Edward Duggan
Edward Duggan studied at Yale, graduating with a degree in engineering, and came to MIT in the early 1950s to finish his thesis. He found himself a summer job at the Instrumentation Laboratory and ended up staying. Duggan worked in mechanical engineering. He was in charge of the mechanical design of the computer, the electronic modules and the thousands of connections inside the computer and other electronics. One of his mottos was: “no computer I have anything to do with will have intermittent connections.” As a result, Ed was death on soldering. All connections were to be welded by machine, even for integrated circuit to circuit board connections. Where welding wasn’t feasible, he used automated wire wrap connections.
While the computer was being designed, Duggan initiated a small project to explore the feasibility of using multilayer boards for the interconnect wiring of the computer logic boards. Fortunately, this came to fruition at the same time a "show stopper" problem was discovered with the existing interconnect design. With a lot of work by Duggan, his staff, and contractors, the multilayer boards made it in time to avoid delaying the program. This was the first successful aerospace engineering use of boards with the number of layers needed for the Apollo computer.

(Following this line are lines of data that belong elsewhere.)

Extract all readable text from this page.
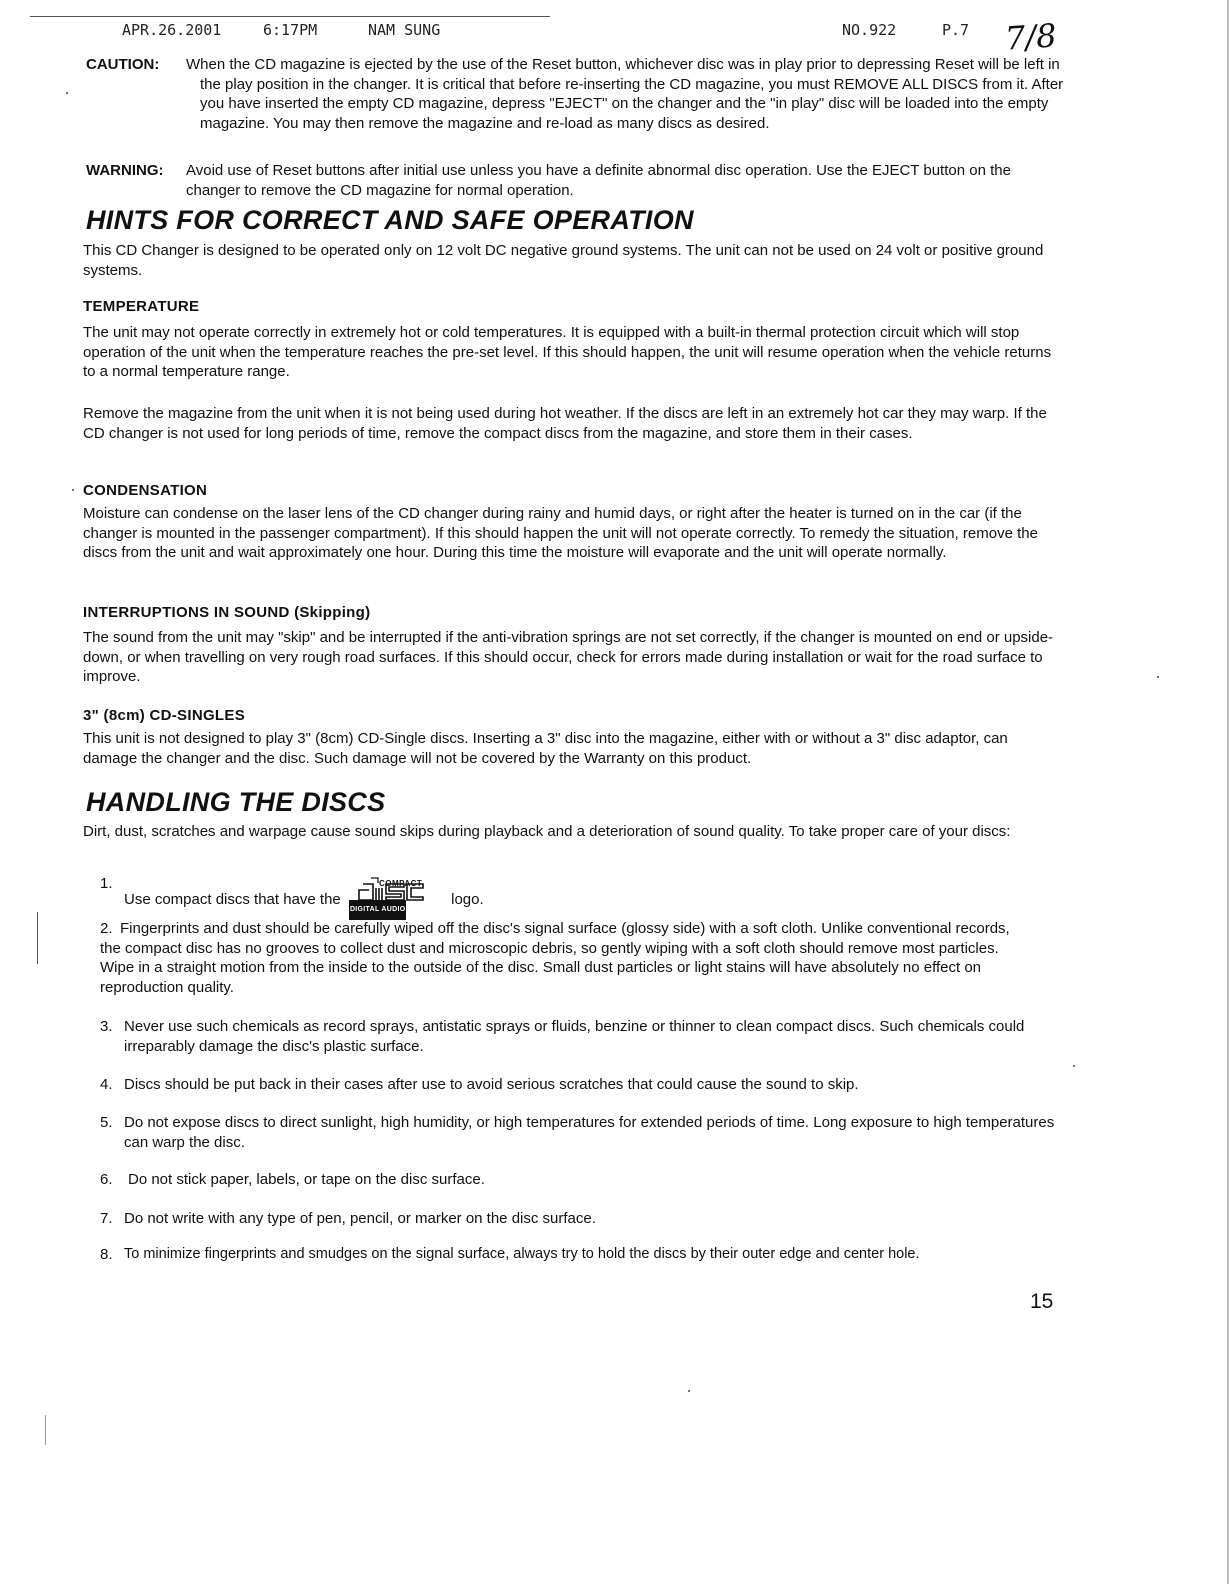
APR.26.2001	6:17PM	NAM SUNG	NO.922	P.7 7/8
CAUTION: When the CD magazine is ejected by the use of the Reset button, whichever disc was in play prior to depressing Reset will be left in the play position in the changer. It is critical that before re-inserting the CD magazine, you must REMOVE ALL DISCS from it. After you have inserted the empty CD magazine, depress "EJECT" on the changer and the "in play" disc will be loaded into the empty magazine. You may then remove the magazine and re-load as many discs as desired.
WARNING: Avoid use of Reset buttons after initial use unless you have a definite abnormal disc operation. Use the EJECT button on the changer to remove the CD magazine for normal operation.
HINTS FOR CORRECT AND SAFE OPERATION

This CD Changer is designed to be operated only on 12 volt DC negative ground systems. The unit can not be used on 24 volt or positive ground systems.

TEMPERATURE

The unit may not operate correctly in extremely hot or cold temperatures. It is equipped with a built-in thermal protection circuit which will stop operation of the unit when the temperature reaches the pre-set level. If this should happen, the unit will resume operation when the vehicle returns to a normal temperature range.

Remove the magazine from the unit when it is not being used during hot weather. If the discs are left in an extremely hot car they may warp. If the CD changer is not used for long periods of time, remove the compact discs from the magazine, and store them in their cases.

CONDENSATION

Moisture can condense on the laser lens of the CD changer during rainy and humid days, or right after the heater is turned on in the car (if the changer is mounted in the passenger compartment). If this should happen the unit will not operate correctly. To remedy the situation, remove the discs from the unit and wait approximately one hour. During this time the moisture will evaporate and the unit will operate normally.

INTERRUPTIONS IN SOUND (Skipping)

The sound from the unit may "skip" and be interrupted if the anti-vibration springs are not set correctly, if the changer is mounted on end or upside-down, or when travelling on very rough road surfaces. If this should occur, check for errors made during installation or wait for the road surface to improve.

3" (8cm) CD-SINGLES

This unit is not designed to play 3" (8cm) CD-Single discs. Inserting a 3" disc into the magazine, either with or without a 3" disc adaptor, can damage the changer and the disc. Such damage will not be covered by the Warranty on this product.

HANDLING THE DISCS

Dirt, dust, scratches and warpage cause sound skips during playback and a deterioration of sound quality. To take proper care of your discs:

1.
Use compact discs that have the
COMPACT
DIGITAL AUDIO
logo.
2. Fingerprints and dust should be carefully wiped off the disc's signal surface (glossy side) with a soft cloth. Unlike conventional records, the compact disc has no grooves to collect dust and microscopic debris, so gently wiping with a soft cloth should remove most particles. Wipe in a straight motion from the inside to the outside of the disc. Small dust particles or light stains will have absolutely no effect on reproduction quality.
3. Never use such chemicals as record sprays, antistatic sprays or fluids, benzine or thinner to clean compact discs. Such chemicals could irreparably damage the disc's plastic surface.
4. Discs should be put back in their cases after use to avoid serious scratches that could cause the sound to skip.
5. Do not expose discs to direct sunlight, high humidity, or high temperatures for extended periods of time. Long exposure to high temperatures can warp the disc.
6. Do not stick paper, labels, or tape on the disc surface.
7. Do not write with any type of pen, pencil, or marker on the disc surface.
8. To minimize fingerprints and smudges on the signal surface, always try to hold the discs by their outer edge and center hole.
15
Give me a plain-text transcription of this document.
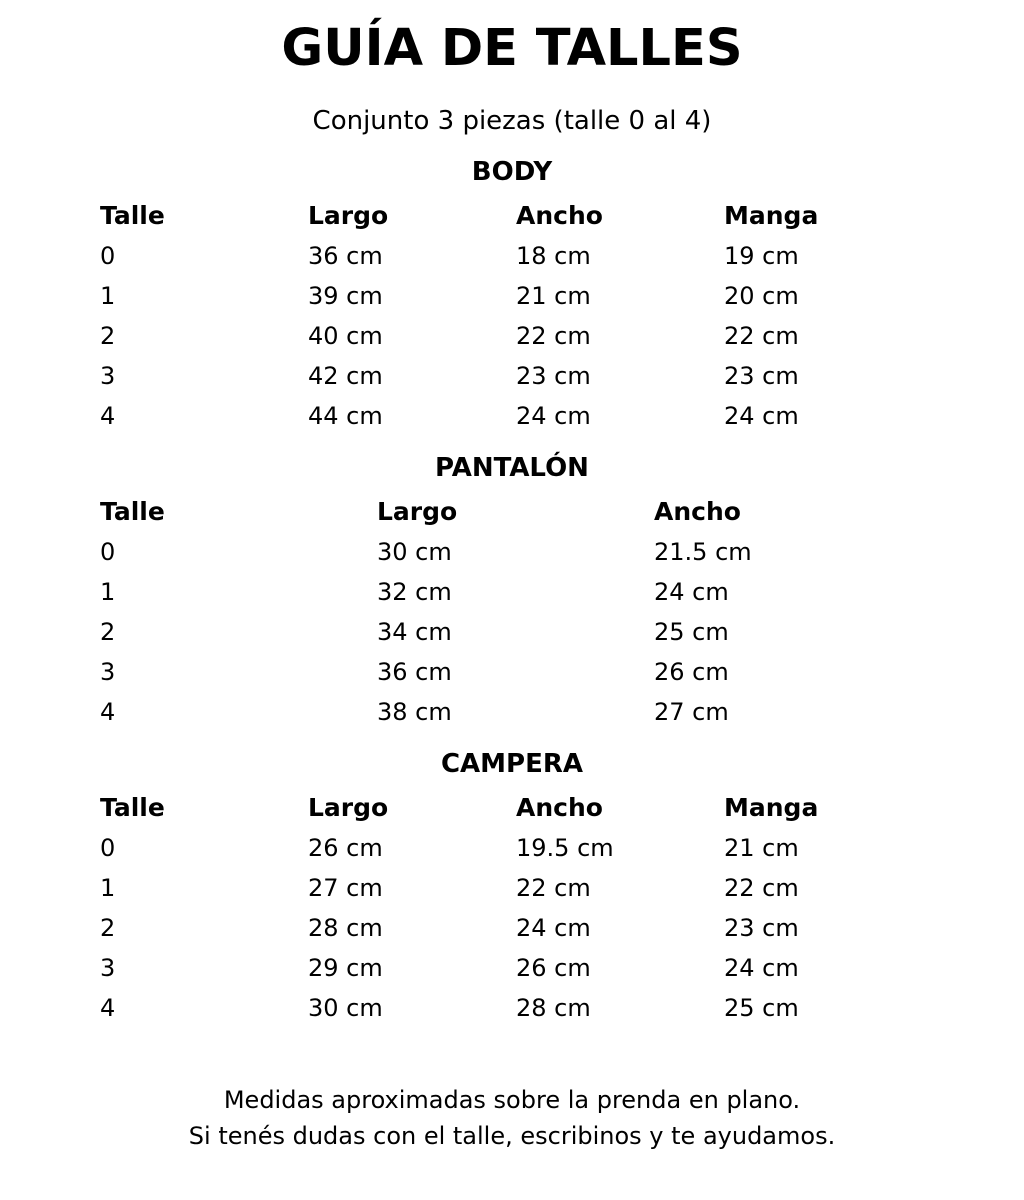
GUÍA DE TALLES
Conjunto 3 piezas (talle 0 al 4)
BODY
Talle	Largo	Ancho	Manga
0	36 cm	18 cm	19 cm
1	39 cm	21 cm	20 cm
2	40 cm	22 cm	22 cm
3	42 cm	23 cm	23 cm
4	44 cm	24 cm	24 cm
PANTALÓN
Talle	Largo	Ancho
0	30 cm	21.5 cm
1	32 cm	24 cm
2	34 cm	25 cm
3	36 cm	26 cm
4	38 cm	27 cm
CAMPERA
Talle	Largo	Ancho	Manga
0	26 cm	19.5 cm	21 cm
1	27 cm	22 cm	22 cm
2	28 cm	24 cm	23 cm
3	29 cm	26 cm	24 cm
4	30 cm	28 cm	25 cm
Medidas aproximadas sobre la prenda en plano.
Si tenés dudas con el talle, escribinos y te ayudamos.
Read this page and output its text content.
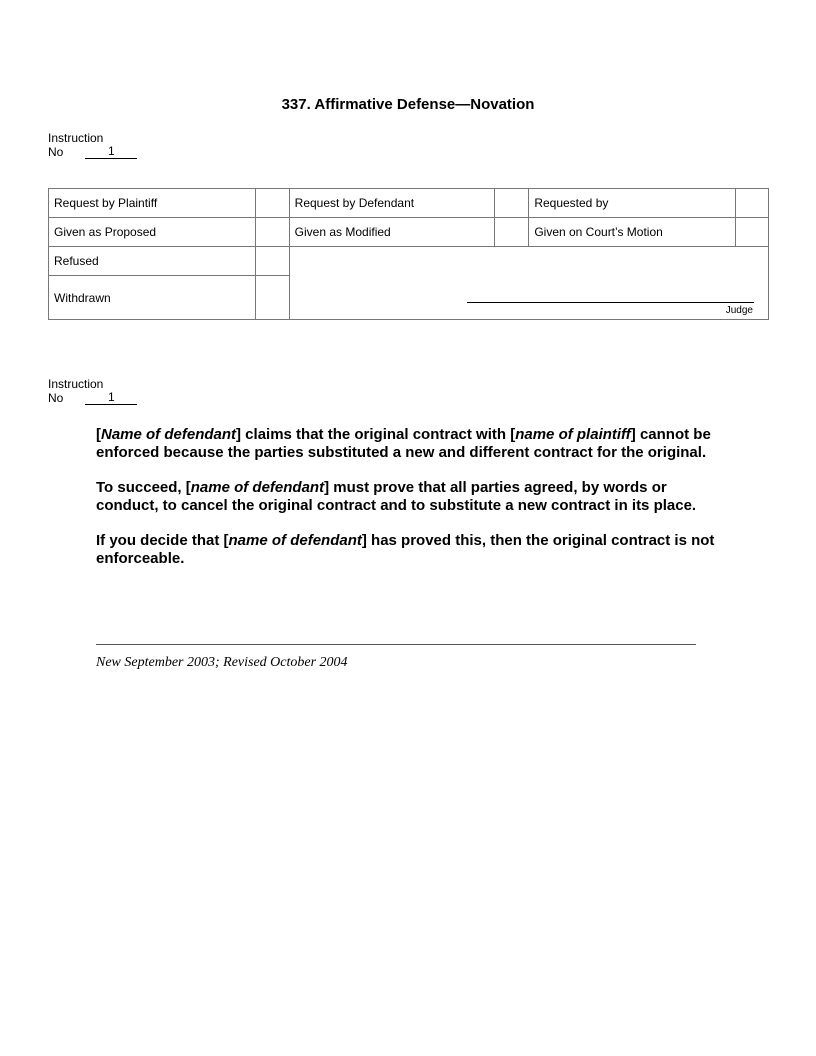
337. Affirmative Defense—Novation
Instruction
No	1
Request by Plaintiff		Request by Defendant		Requested by	
Given as Proposed		Given as Modified		Given on Court’s Motion	
Refused		Judge			

Withdrawn					
Instruction
No	1

[Name of defendant] claims that the original contract with [name of plaintiff] cannot be enforced because the parties substituted a new and different contract for the original.

To succeed, [name of defendant] must prove that all parties agreed, by words or conduct, to cancel the original contract and to substitute a new contract in its place.

If you decide that [name of defendant] has proved this, then the original contract is not enforceable.

New September 2003; Revised October 2004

Duggan was the Director of Electronics Mechanical Design and Production Engineering Division at Draper Labs before he died in 2014. Both before and after the Apollo work, he contributed to Navy missile programs. He worked at the Instrumentation Lab and then Draper Labs for 34 years.
Ed had spent summers in Brockton, a Boston suburb, digging ditches for the gas company. From this experience, his claim to his friends was that the Irish principle of engineering was "first, you dig a hole."